TimK · August 18, 2021, 1:34pm

Hi,
I have a simple question about how to handle boolean values with TabularPandas.
Should they be treated as categorical variables?
If I do this they get encoded, but there are only 2 embeddings, so this is functionally the same a boolean, right?
Thanks,
Tim

JackByte · August 19, 2021, 8:48pm

Hi @TimK,

I would turn booleans into float Tensors of 0.0 and 1.0. But maybe using embeddings is smarter. Have you tried to run cont_cat_split on your data? Are the booleans part of conts or cats?

A little bit of my reasoning:
If there wasn’t fastai and its cool features we would have to encode every feature that is not a number. But how? If we have A,B,C should we turn it into A->1,B->2,C->3 (ordinal encoding) or some other constellation? One-hot encoding would basically create three columns A,B,C and each of them is a boolean indicating which of them was in the original column. But if we have features with a lot of unique values that would result in a lot of new features that are 0 most of the time.

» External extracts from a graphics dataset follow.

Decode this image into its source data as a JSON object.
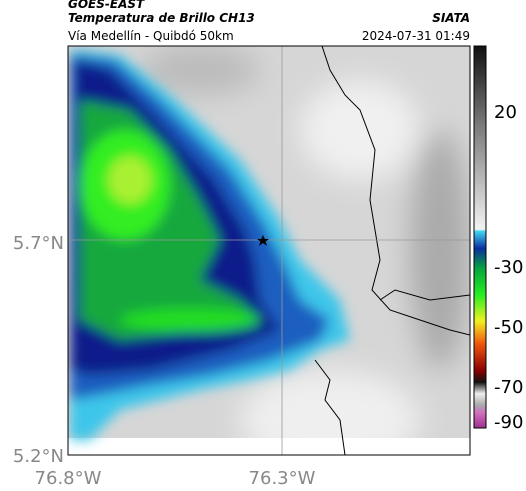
{
  "header": {
    "source": "GOES-EAST",
    "title": "Temperatura de Brillo CH13",
    "agency": "SIATA",
    "location": "Vía Medellín - Quibdó 50km",
    "timestamp": "2024-07-31 01:49"
  },
  "map": {
    "lat_labels": [
      "5.7°N",
      "5.2°N"
    ],
    "lon_labels": [
      "76.8°W",
      "76.3°W"
    ]
  },
  "colorbar": {
    "tick_labels": [
      "20",
      "-30",
      "-50",
      "-70",
      "-90"
    ]
  }
}
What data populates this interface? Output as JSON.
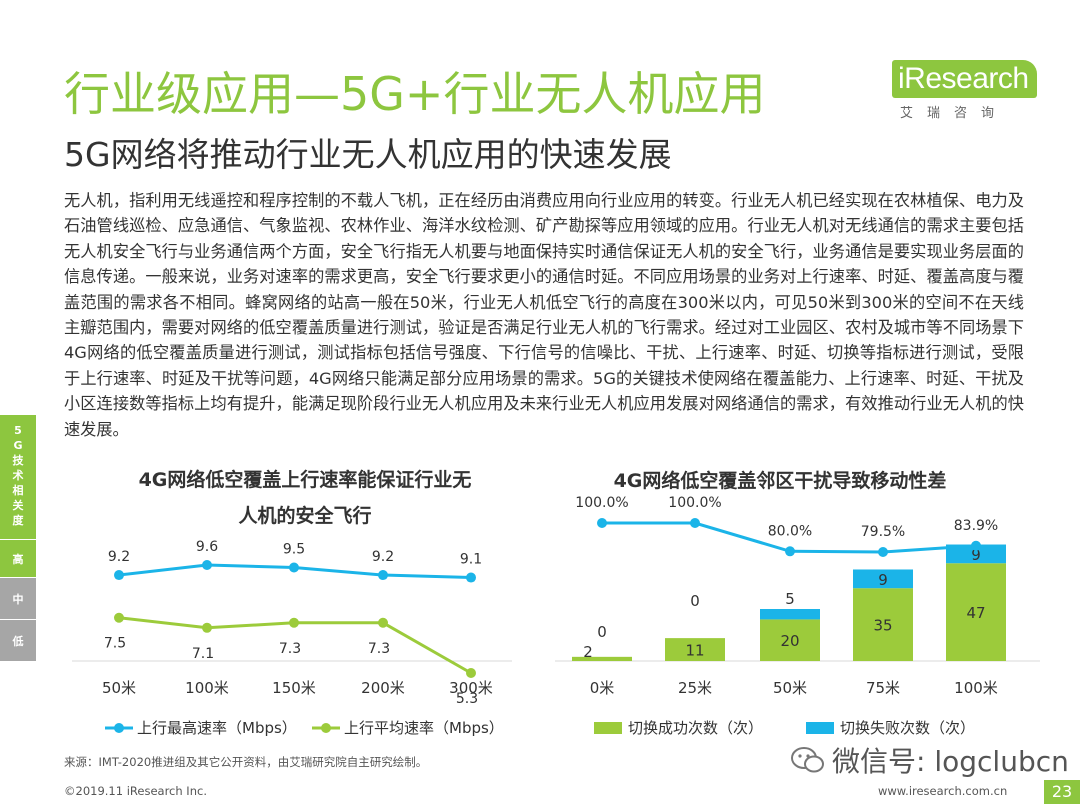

In my understanding embeddings are a solution for both

they learn their values from the data (you don’t have to be good at guessing like in ordinal encoding)
your amount of features doesn’t grow as much as if you would use one-hot encoding

But I don’t know if embeddings can make more out of boolean columns. I guess this something that we should experiement. And probably we should experiment with it on every new dataset.

Cheers